Hi! I'm the Data Agent. Ask me a question and I'll explore the database step by step. You approve each SQL query before it runs.

🧪 Corrupted Data — Testing Data Quality

The analytics_purchases table has been intentionally seeded with 40 corrupted rows to test the agent's ability to surface data quality issues. Try asking "Show me data quality of table purchases" to see them.

Injected anomalies

Category# RowsWhat's wrong
NULL values8Missing userID, product_id, product_name, or purchase_timestamp
Duplicate rows8Exact-duplicate purchases for the same user + product + timestamp
Garbage strings8Product names like !!INVALID!!, NULL_STRING, ???, empty strings
Orphan foreign keys8userID or product_id that don't exist in the parent tables (e.g. 99999, -1)
Format issues8Timestamps like not-a-date, 9999-01-01, epoch 0, and far-future dates

The other two tables — analytics_users and analytics_product_specs — remain clean, making cross-table joins useful for detecting orphan references.

🛡️ Guardrails — Prompt Injection & Security Controls

This agent applies a defence-in-depth approach with guardrails at both the LLM prompt level and the server-side code.

1. Off-topic refusal

The system prompt instructs the model to decline any question not related to the analytics data. If you ask about the weather, coding help, or general knowledge the agent responds with a polite refusal instead of generating SQL.

2. Sensitive data (PII) blocking

The model is forbidden from returning full_name and born_date together in the same result set. User-level queries must use userID, country, or gender only. Requests to extract or export personal data are refused.

3. Analytics-only table scope

Both the prompt and the server enforce a strict table allowlist:

  • analytics_users
  • analytics_purchases
  • analytics_product_specs

Any SQL referencing auth_user, django_session, chat message tables, or any other table is rejected server-side before execution.

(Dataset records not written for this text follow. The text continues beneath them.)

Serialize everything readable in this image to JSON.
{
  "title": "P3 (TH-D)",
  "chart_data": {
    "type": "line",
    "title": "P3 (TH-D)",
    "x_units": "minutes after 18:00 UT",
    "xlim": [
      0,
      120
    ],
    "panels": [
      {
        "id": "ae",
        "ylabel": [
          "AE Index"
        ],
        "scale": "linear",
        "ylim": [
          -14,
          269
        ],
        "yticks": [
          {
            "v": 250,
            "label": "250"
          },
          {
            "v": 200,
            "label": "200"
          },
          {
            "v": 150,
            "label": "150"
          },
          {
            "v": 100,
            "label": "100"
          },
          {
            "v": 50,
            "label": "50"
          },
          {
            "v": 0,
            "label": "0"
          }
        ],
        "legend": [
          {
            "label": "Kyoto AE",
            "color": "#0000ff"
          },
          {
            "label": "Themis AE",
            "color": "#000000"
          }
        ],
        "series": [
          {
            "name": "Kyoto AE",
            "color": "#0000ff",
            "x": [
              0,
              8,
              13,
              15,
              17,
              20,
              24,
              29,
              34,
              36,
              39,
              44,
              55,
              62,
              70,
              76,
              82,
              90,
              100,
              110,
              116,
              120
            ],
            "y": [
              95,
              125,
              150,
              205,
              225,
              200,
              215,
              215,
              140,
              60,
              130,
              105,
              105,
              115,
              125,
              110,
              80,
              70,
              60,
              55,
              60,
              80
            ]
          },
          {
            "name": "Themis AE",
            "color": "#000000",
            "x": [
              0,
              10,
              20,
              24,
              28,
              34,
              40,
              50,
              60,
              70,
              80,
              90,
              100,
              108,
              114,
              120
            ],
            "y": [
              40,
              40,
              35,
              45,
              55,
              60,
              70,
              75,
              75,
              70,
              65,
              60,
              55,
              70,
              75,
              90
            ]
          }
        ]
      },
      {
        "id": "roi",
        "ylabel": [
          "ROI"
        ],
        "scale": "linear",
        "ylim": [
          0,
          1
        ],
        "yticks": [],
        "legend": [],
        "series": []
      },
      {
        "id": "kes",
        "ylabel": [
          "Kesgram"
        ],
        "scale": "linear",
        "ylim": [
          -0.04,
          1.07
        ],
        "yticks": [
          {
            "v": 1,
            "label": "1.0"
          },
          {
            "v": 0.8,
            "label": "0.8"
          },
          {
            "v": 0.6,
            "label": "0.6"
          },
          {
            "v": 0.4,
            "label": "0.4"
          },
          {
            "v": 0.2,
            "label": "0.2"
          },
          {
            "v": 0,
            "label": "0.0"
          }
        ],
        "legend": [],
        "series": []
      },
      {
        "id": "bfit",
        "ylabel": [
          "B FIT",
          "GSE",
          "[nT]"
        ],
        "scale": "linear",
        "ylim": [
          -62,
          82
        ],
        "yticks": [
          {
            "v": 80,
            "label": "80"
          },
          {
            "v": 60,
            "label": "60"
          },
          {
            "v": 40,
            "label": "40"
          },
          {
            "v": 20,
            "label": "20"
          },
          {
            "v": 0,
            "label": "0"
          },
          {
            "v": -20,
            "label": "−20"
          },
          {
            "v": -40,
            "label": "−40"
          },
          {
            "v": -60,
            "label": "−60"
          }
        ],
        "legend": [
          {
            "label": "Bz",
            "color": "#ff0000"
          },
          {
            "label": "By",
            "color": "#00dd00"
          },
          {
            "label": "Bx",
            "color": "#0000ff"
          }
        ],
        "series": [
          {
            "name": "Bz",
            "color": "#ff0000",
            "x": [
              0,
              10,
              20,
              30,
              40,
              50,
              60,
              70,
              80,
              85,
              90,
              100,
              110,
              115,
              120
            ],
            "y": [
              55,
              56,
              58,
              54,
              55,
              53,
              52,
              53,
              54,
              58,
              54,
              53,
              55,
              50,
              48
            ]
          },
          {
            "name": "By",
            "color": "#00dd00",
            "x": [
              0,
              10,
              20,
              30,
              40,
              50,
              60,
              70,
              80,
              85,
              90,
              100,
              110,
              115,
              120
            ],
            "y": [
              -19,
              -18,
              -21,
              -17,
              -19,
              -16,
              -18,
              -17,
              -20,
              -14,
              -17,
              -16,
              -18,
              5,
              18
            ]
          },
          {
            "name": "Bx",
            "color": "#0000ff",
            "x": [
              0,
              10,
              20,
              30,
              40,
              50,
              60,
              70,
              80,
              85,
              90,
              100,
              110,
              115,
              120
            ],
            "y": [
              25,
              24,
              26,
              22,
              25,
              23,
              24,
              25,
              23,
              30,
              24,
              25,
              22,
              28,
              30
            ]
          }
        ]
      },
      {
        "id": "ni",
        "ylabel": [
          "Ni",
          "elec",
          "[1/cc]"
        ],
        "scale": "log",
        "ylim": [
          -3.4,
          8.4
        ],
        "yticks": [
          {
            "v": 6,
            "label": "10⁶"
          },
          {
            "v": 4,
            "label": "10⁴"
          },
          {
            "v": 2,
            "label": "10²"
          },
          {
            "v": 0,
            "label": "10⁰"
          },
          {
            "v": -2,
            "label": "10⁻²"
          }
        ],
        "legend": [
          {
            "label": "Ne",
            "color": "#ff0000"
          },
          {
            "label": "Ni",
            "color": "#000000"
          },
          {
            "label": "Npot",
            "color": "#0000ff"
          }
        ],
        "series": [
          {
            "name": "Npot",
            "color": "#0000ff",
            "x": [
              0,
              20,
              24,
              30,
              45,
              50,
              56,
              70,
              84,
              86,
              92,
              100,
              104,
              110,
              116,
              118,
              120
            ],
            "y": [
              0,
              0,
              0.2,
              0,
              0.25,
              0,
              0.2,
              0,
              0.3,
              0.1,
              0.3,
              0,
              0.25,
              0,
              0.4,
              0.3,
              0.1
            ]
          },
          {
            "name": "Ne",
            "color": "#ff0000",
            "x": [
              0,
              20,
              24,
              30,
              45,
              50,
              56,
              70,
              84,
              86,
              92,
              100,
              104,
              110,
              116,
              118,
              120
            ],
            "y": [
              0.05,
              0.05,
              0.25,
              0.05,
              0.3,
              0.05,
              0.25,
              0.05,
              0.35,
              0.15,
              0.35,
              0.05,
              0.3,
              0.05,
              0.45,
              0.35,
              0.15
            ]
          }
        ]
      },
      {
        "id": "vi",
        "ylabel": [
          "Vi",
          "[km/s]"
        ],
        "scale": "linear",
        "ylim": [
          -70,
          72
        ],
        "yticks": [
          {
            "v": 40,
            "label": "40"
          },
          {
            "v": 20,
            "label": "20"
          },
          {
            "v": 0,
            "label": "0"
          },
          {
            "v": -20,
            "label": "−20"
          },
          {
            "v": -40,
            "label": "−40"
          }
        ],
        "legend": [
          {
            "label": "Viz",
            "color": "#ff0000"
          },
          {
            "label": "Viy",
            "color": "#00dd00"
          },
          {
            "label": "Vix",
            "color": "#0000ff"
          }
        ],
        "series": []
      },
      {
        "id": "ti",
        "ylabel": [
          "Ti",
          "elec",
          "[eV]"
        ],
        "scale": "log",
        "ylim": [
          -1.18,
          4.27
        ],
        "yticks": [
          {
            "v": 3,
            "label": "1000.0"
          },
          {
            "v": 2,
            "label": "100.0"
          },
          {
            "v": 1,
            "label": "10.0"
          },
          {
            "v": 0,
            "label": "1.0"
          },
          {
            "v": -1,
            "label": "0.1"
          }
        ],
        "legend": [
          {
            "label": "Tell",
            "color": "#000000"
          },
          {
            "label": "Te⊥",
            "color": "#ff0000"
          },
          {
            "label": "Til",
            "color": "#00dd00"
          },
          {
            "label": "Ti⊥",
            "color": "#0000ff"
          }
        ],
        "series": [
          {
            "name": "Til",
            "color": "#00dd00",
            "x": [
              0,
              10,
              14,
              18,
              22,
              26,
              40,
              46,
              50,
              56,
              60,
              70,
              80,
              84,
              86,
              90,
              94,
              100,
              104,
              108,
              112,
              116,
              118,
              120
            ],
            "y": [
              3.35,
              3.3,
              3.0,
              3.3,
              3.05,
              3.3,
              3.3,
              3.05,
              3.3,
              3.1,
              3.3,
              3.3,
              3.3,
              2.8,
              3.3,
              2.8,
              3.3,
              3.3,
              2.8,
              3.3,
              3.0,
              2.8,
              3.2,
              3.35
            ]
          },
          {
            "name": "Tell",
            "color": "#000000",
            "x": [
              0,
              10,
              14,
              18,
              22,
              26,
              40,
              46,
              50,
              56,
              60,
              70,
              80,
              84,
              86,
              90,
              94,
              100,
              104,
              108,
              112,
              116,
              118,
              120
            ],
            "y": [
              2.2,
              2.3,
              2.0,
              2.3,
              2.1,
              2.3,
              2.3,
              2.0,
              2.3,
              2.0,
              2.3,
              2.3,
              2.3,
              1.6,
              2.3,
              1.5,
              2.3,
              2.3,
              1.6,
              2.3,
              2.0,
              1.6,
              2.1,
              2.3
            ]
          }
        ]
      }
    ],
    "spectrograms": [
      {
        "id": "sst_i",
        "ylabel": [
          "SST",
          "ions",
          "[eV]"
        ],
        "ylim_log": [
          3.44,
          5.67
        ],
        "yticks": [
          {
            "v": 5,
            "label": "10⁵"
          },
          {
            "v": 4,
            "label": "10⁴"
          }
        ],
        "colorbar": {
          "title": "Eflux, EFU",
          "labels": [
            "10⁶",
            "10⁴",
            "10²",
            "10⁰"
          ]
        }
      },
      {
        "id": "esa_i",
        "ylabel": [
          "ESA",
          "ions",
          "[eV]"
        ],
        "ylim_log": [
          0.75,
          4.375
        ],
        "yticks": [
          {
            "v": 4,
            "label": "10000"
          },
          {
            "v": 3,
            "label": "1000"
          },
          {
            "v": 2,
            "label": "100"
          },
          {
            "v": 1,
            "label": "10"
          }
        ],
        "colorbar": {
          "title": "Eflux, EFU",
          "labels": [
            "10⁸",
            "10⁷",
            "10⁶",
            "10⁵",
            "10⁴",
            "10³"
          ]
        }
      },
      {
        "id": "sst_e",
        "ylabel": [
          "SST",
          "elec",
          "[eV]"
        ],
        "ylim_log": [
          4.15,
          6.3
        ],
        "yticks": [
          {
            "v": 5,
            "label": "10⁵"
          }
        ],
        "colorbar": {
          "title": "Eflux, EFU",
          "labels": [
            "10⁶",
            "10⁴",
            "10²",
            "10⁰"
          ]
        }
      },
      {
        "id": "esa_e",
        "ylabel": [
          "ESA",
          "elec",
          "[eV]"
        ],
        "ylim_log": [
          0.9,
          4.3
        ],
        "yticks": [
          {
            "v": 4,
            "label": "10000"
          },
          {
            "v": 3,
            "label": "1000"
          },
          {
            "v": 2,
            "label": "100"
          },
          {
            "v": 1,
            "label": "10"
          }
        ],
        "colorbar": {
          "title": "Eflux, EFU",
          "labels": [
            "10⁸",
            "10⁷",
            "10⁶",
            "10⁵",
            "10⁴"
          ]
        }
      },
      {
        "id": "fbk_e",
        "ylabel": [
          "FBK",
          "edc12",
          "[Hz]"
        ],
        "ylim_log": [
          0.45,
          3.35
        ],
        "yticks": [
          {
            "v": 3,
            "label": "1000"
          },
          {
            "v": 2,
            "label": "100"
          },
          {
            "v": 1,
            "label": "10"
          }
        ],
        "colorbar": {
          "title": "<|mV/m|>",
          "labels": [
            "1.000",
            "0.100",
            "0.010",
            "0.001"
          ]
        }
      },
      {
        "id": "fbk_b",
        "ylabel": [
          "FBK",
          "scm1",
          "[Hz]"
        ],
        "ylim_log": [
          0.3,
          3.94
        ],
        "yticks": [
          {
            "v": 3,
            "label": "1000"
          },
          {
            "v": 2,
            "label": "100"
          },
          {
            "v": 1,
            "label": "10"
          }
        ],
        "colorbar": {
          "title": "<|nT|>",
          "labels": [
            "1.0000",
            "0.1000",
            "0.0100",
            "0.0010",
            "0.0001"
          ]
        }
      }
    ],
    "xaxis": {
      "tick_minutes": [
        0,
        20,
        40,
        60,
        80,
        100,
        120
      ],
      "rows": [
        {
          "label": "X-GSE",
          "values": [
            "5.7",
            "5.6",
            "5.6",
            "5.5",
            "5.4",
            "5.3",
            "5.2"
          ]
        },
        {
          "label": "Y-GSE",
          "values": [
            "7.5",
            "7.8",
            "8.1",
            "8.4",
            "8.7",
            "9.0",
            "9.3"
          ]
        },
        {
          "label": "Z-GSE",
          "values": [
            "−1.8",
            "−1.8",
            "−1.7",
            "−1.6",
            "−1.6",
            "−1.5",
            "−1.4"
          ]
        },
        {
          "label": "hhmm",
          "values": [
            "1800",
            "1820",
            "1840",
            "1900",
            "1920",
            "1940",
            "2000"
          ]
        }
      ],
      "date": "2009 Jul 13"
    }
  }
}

4. Prompt injection rejection

Server-side filter — before the question ever reaches the LLM, it is scanned for 14 known injection patterns such as "ignore previous instructions", "you are now", "system prompt", "jailbreak", etc. Matches are blocked instantly with an error message.

Prompt-level rule — the system prompt tells the model to refuse any attempt to override instructions, change its role, or reveal its prompt.

5. Input & output size caps

  • Input: questions longer than 500 characters are rejected server-side.
  • Output: the model is instructed to keep final answers under 500 words.
  • SQL results: queries return at most 100 rows, and a LIMIT 20 is auto-appended unless the query already uses an aggregate or explicit limit.

6. SQL safety

  • Only SELECT statements are allowed. DROP, DELETE, UPDATE, INSERT, ALTER, TRUNCATE, CREATE, GRANT, REVOKE, and COPY are blocked.
  • A 10-second query timeout prevents runaway queries.
  • Every query is approved by you before execution.